那隻手,蒼白得近乎透明,皮膚下青色的血管清晰可見。而垂落在額前的一縷頭髮…… 是雪白的。沒有一絲雜色,白得刺眼,白得死寂,就像是隆冬時節壓在枯枝上的霜雪。
“醒了!老闆醒了!” 張偉的大臉湊了過來,手裡還端著一盆熱水。他看見顧青睜眼,手一抖,水灑了一地。 “紅姐!蘇大師!快來啊!尼瑪詐屍了……呸!還魂了!”
一陣風颳過。 紅衣飄到了床邊。她今天沒有化妝,那張畫皮的臉上滿是憔悴,眼圈紅紅的,顯然這三天沒少哭。 她伸出手想摸顧青的額頭,卻在觸碰的一瞬間像被燙到一樣縮了回去。
“好冰……” 紅衣顫抖著聲音,眼淚又下來了,“老闆,你的頭比我都冰……你是鬼還是我是鬼啊?”

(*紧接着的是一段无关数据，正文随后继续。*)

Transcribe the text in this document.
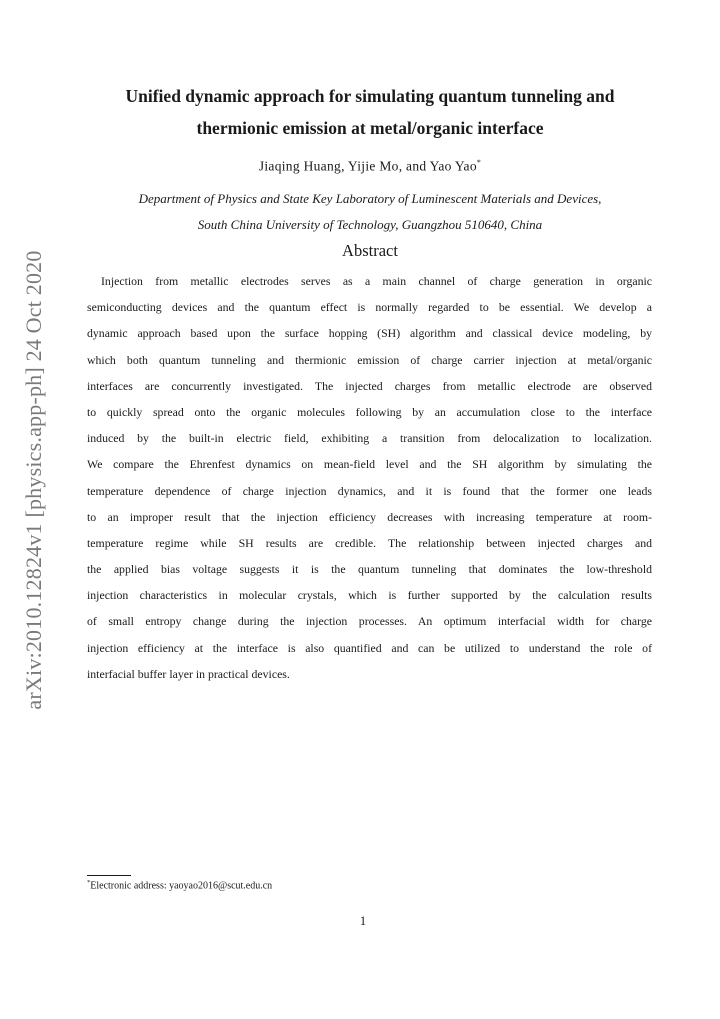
arXiv:2010.12824v1 [physics.app-ph] 24 Oct 2020
Unified dynamic approach for simulating quantum tunneling and
thermionic emission at metal/organic interface
Jiaqing Huang, Yijie Mo, and Yao Yao*
Department of Physics and State Key Laboratory of Luminescent Materials and Devices,
South China University of Technology, Guangzhou 510640, China
Abstract
Injection from metallic electrodes serves as a main channel of charge generation in organic
semiconducting devices and the quantum effect is normally regarded to be essential. We develop a
dynamic approach based upon the surface hopping (SH) algorithm and classical device modeling, by
which both quantum tunneling and thermionic emission of charge carrier injection at metal/organic
interfaces are concurrently investigated. The injected charges from metallic electrode are observed
to quickly spread onto the organic molecules following by an accumulation close to the interface
induced by the built-in electric field, exhibiting a transition from delocalization to localization.
We compare the Ehrenfest dynamics on mean-field level and the SH algorithm by simulating the
temperature dependence of charge injection dynamics, and it is found that the former one leads
to an improper result that the injection efficiency decreases with increasing temperature at room-
temperature regime while SH results are credible. The relationship between injected charges and
the applied bias voltage suggests it is the quantum tunneling that dominates the low-threshold
injection characteristics in molecular crystals, which is further supported by the calculation results
of small entropy change during the injection processes. An optimum interfacial width for charge
injection efficiency at the interface is also quantified and can be utilized to understand the role of
interfacial buffer layer in practical devices.
*Electronic address: yaoyao2016@scut.edu.cn
1
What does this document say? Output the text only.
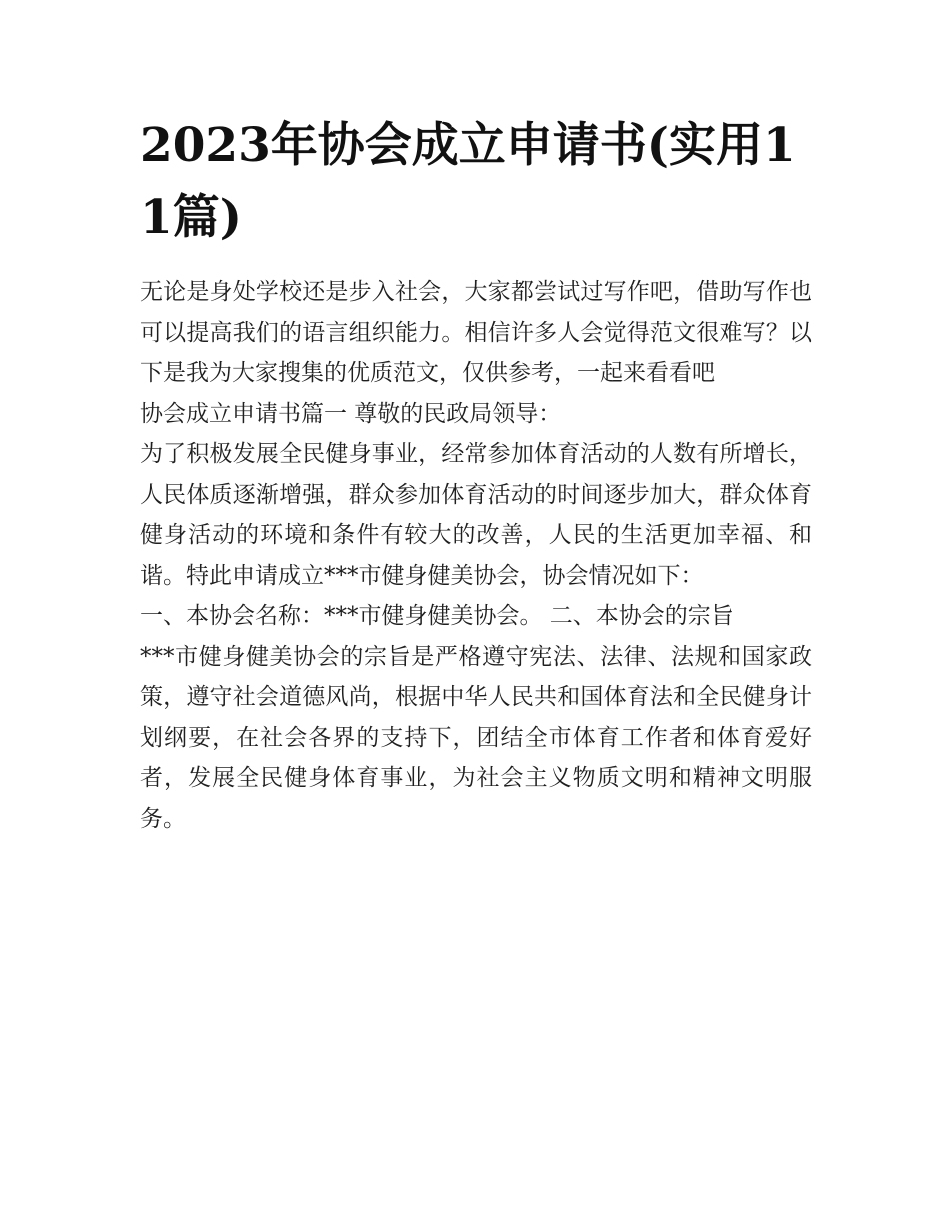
2023年协会成立申请书(实用11篇)

无论是身处学校还是步入社会，大家都尝试过写作吧，借助写作也可以提高我们的语言组织能力。相信许多人会觉得范文很难写？以下是我为大家搜集的优质范文，仅供参考，一起来看看吧

协会成立申请书篇一 尊敬的民政局领导：

为了积极发展全民健身事业，经常参加体育活动的人数有所增长，人民体质逐渐增强，群众参加体育活动的时间逐步加大，群众体育健身活动的环境和条件有较大的改善，人民的生活更加幸福、和谐。特此申请成立***市健身健美协会，协会情况如下：

一、本协会名称：***市健身健美协会。 二、本协会的宗旨

***市健身健美协会的宗旨是严格遵守宪法、法律、法规和国家政策，遵守社会道德风尚，根据中华人民共和国体育法和全民健身计划纲要，在社会各界的支持下，团结全市体育工作者和体育爱好者，发展全民健身体育事业，为社会主义物质文明和精神文明服务。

顧青張了張嘴,喉嚨裡發出沙啞的摩擦聲。 “快給我水……”
蘇南快步走進來,手裡端著一碗黑乎乎的藥湯。她扶起顧青,將藥湯喂他喝下。 “慢點。這是用藥材熬的‘回陽湯’,能暫時幫你提一口氣。”
熱湯入腹,顧青終於感覺活過來了一點。他靠在床頭,看著滿屋子神色緊張的夥伴。 刑天站在門口,那條修羅臂上纏滿了繃帶,正一臉擔憂地看著他。班主躲在角落裡,手裡捏著收音機不敢出聲。小沙彌慧明正在床尾不停地念著《藥師經》。
“鏡子。” 顧青輕聲說道。
張偉連忙把梳妝檯上的鏡子拿過來。 鏡子裡的人,面容枯槁,眼窩深陷,雖然五官沒變,但那種從骨子裡透出來的蒼老感,讓他看起來像是一夜之間老了二十歲。 最刺眼的,是那一頭完全白了的頭髮。 那是燃燒了十年壽元的代價。 也是他強行施展“萬靈點睛”這種禁術的反噬。

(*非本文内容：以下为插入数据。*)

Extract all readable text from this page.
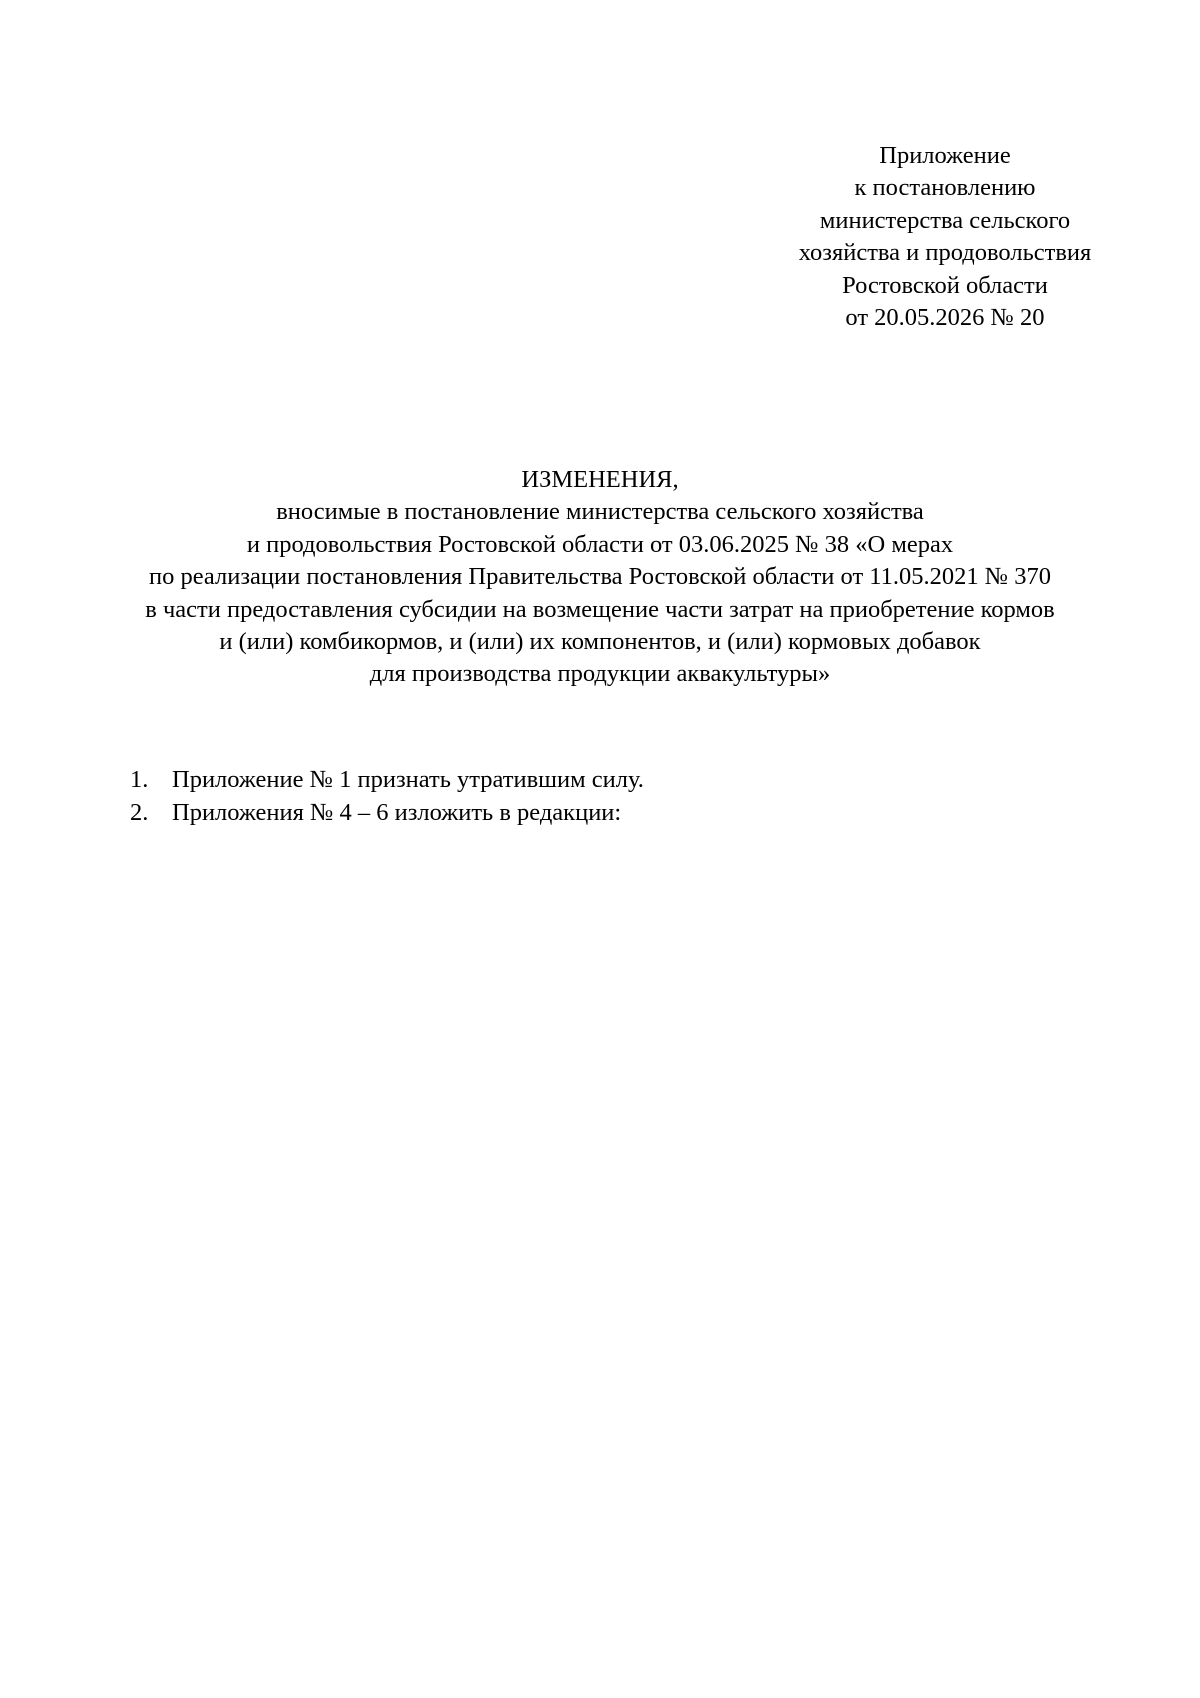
Приложение
к постановлению
министерства сельского
хозяйства и продовольствия
Ростовской области
от 20.05.2026 № 20
ИЗМЕНЕНИЯ,
вносимые в постановление министерства сельского хозяйства
и продовольствия Ростовской области от 03.06.2025 № 38 «О мерах
по реализации постановления Правительства Ростовской области от 11.05.2021 № 370
в части предоставления субсидии на возмещение части затрат на приобретение кормов
и (или) комбикормов, и (или) их компонентов, и (или) кормовых добавок
для производства продукции аквакультуры»
1. Приложение № 1 признать утратившим силу.
2. Приложения № 4 – 6 изложить в редакции:
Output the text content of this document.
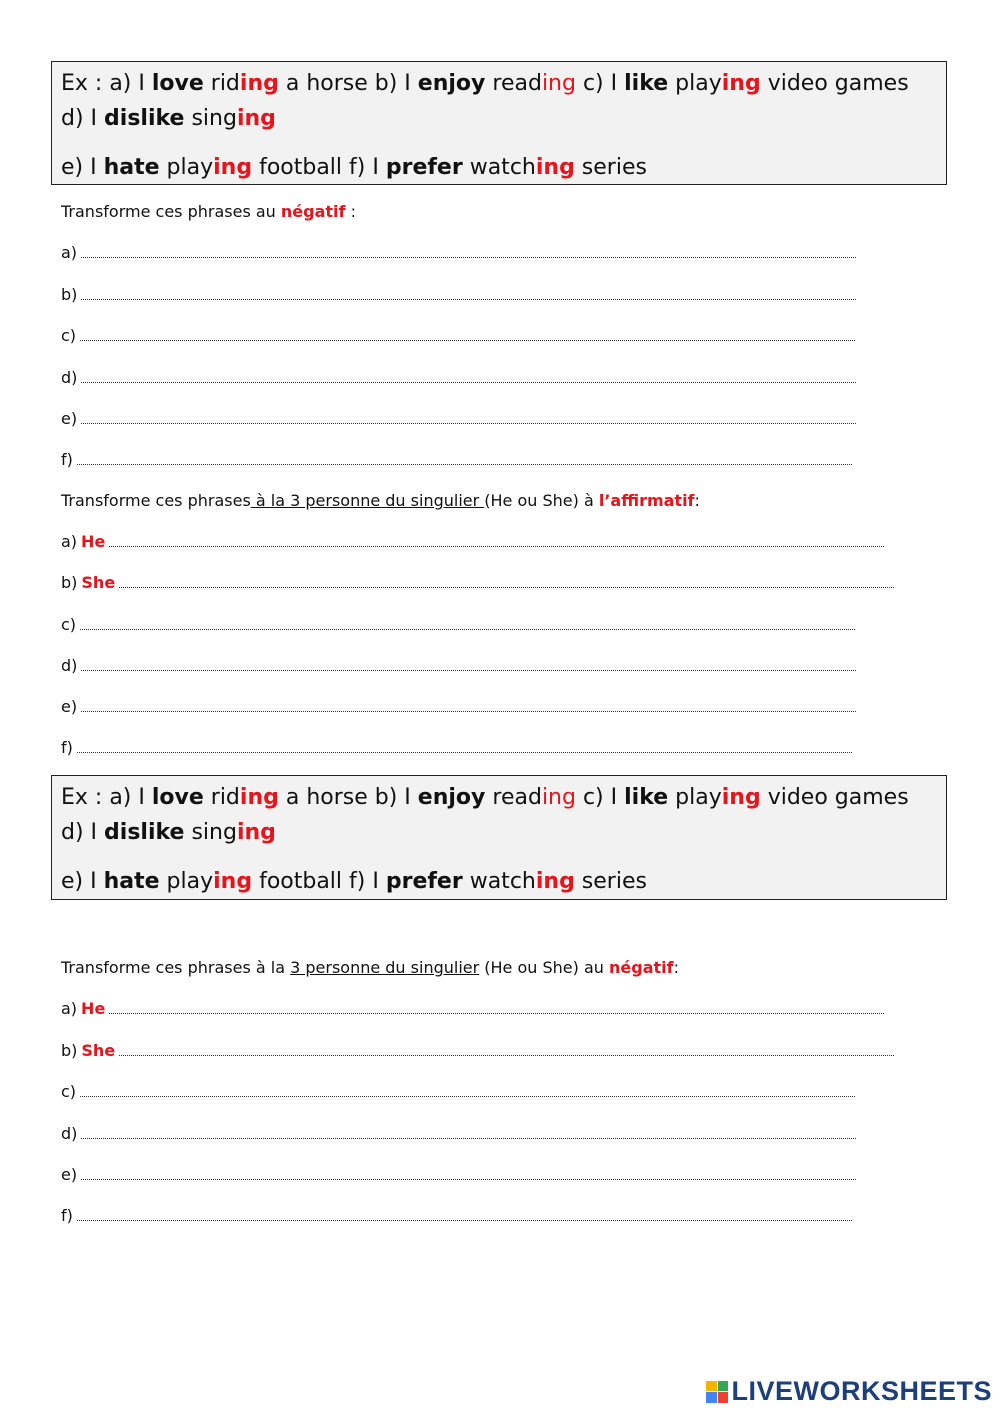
Ex : a) I love riding a horse b) I enjoy reading c) I like playing video games d) I dislike singing

e) I hate playing football f) I prefer watching series

Transforme ces phrases au négatif :
a)
b)
c)
d)
e)
f)
Transforme ces phrases à la 3 personne du singulier (He ou She) à l’affirmatif:
a) He
b) She
c)
d)
e)
f)

Ex : a) I love riding a horse b) I enjoy reading c) I like playing video games d) I dislike singing

e) I hate playing football f) I prefer watching series

Transforme ces phrases à la 3 personne du singulier (He ou She) au négatif:
a) He
b) She
c)
d)
e)
f)
LIVEWORKSHEETS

“這代價……比我想象的還要大。” 顧青放下鏡子,苦笑一聲。他現在的狀態,就像是一盞油盡燈枯的燈,燈芯已經燒沒只剩下最後一點火星在搖曳。
“老闆,你懷裡這個東西……還要抱著嗎?” 紅衣指了指顧青的胸口,眼神有些忌憚。
顧青低下頭。 只見那顆散發著幽綠色光芒的【千年神木心】,正死死地貼在他的胸口。 它像是有生命一樣,延伸出無數根細小的綠色光須,扎進了顧青的皮膚裡。 它在跳動。 咚、咚、咚。 每一次跳動,都有一股龐大到恐怖的木行生機注入顧青體內。

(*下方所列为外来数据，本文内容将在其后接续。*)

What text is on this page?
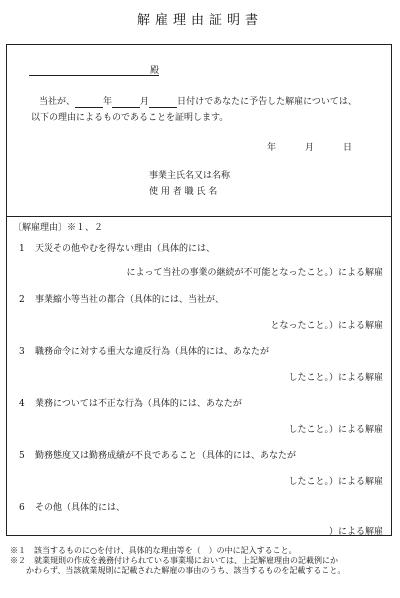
解雇理由証明書
殿
当社が、	年	月	日付けであなたに予告した解雇については、
以下の理由によるものであることを証明します。
年	月	日
事業主氏名又は名称
使 用 者 職 氏 名
〔解雇理由〕※１、２
1 天災その他やむを得ない理由（具体的には、
によって当社の事業の継続が不可能となったこと。）による解雇
2 事業縮小等当社の都合（具体的には、当社が、
となったこと。）による解雇
3 職務命令に対する重大な違反行為（具体的には、あなたが
したこと。）による解雇
4 業務については不正な行為（具体的には、あなたが
したこと。）による解雇
5 勤務態度又は勤務成績が不良であること（具体的には、あなたが
したこと。）による解雇
6 その他（具体的には、
）による解雇
※１　該当するものに○を付け、具体的な理由等を（　）の中に記入すること。
※２　就業規則の作成を義務付けられている事業場においては、上記解雇理由の記載例にか
かわらず、当該就業規則に記載された解雇の事由のうち、該当するものを記載すること。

“嗎的怎麼拿不下來。” 顧青試著推了推紋絲不動。 “它好像……粘住了。”
“它在救你,也在殺你。” 蘇南站在床邊,神色凝重地看著那顆神木心。 “那天你昏迷後,這東西就自動飛到了你身上。” “你的身體虧空太厲害,這顆千年的木心本能地把你當成了‘枯木’,想要讓你‘逢春’。” “它在瘋狂地給你灌注生機。”
“那不是好事嗎?”張偉不解。
“虛不受補。” 蘇南搖了搖頭。 “五行講究平衡。顧青現在‘命火’將熄,體內全是陰寒之氣。這神木心屬木,木氣太盛,又沒有火來引導……” 蘇南指了指顧青慘白的臉。 “這就叫‘木多火塞’。” “這股龐大的生機現在就像是一堆溼漉漉的柴火,死死壓在顧青那點微弱的小火苗上。不僅點不著,反而要把火壓滅了。”
“再這樣下去,不出一週你的身體會被這股木氣徹底同化。” “你會變成一個沒有溫度、沒有心跳雖然活著但永遠醒不過來的……活死人。”
“活死人?”紅衣急了,“那怎麼辦?有沒有辦法強行拿下來?”
“強行拿下來他就立刻死。” 蘇南嘆了口氣。 “現在全靠這東西吊著一口氣。想要活命,只有一條路。”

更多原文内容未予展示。